Well, that central narrative isn’t quite as engaging as the exposition dump. Not because it isn’t effectively presented or executed, but because it’s pretty familiar territory thematically speaking. If you forgot Bong directed Okja because you’re still riding the Oscar high of Parasite, this will definitely remind you. The over-the-top cartoon that is Kenneth Marshall. The animals in need of saving from mankind’s hubristic bloodlust. It’s anti-colonial, anti-rich, and pro-morality. It’s about how the person at the very bottom of the totem pole can ultimately become a hero because, through his steady cycle of death and reincarnation, he’s the one person who truly understands the value of life.

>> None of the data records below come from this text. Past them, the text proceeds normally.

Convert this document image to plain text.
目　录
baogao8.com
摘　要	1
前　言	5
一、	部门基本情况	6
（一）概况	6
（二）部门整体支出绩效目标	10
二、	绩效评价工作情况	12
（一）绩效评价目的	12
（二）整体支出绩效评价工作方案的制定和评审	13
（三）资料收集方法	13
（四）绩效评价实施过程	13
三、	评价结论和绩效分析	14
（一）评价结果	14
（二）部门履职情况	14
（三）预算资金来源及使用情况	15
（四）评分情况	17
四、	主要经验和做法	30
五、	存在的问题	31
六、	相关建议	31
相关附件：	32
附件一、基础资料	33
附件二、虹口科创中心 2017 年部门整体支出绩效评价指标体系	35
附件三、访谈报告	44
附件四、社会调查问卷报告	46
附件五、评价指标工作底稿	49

It’s a fun ride despite running into an hour-long lull once the excitement of two Mickeys being alive at the same time wears off. That’s when all the stuff we learned during the recap comes back to complicate matters and we discover a few other key details left out for dramatic purposes. The “good vs. evil” battle between death cult Brownshirts and empathetic civil servants commences and Ruffalo is let off-leash to bring everything his consigliere (Daniel Henshall’s Preston) advises to fruition in the loudest and most idiotic ways possible. And with everything starts to go full bananas, we can devote our focus to the Mickeys and Pattinson’s dual performances showing how different the same person can be when forced to consider the violence committed upon them by outside forces and themselves.
He’s by far the best part of the film. Embodying both 17’s sheepish compliance and 18’s justifiable yearning for homicidal vengeance. The latter doesn’t exist without the former, but the former isn’t beholden to the latter. So, 18 can be angry about everything 17 experienced and 17 can finally remember what mortality feels like knowing that a forthcoming 19 will be printed from 18’s memories rather than his. Everything after they meet each other is therefore made precious. Every decision holds consequences from which they haven’t felt the weight in years. It leads to some great philosophical ruminating and even better comedy when their conundrum gets exploited by others. I almost wish Marshall and the “Creepers” didn’t exist so the whole could simply be about 17 and 18 contemplating their coexistence.
But that’s not what wins big budgets. Frankly, I’m amazed something this weird was given its budget at all—even with its action-based colonial overtones. Because it’s Okja goofy. Not Snowpiercer cool. Not that I’ll ever understand Hollywood economics considering Snowpiercer doubled its forty-million-dollar budget, Okja didn’t get a theatrical release on a fifty-million-dollar budget, and Mickey 17 (presumably on the back of Bong’s recent Oscar win) had Warner Bros. forking over a whopping one hundred and eighteen million. It made it back, so good for them and good for the future of non-IP driven scripts, but it just goes to show that studios don’t care about content as much as brand. Bong and Pattinson sell tickets. WB probably wrote that check without reading a word.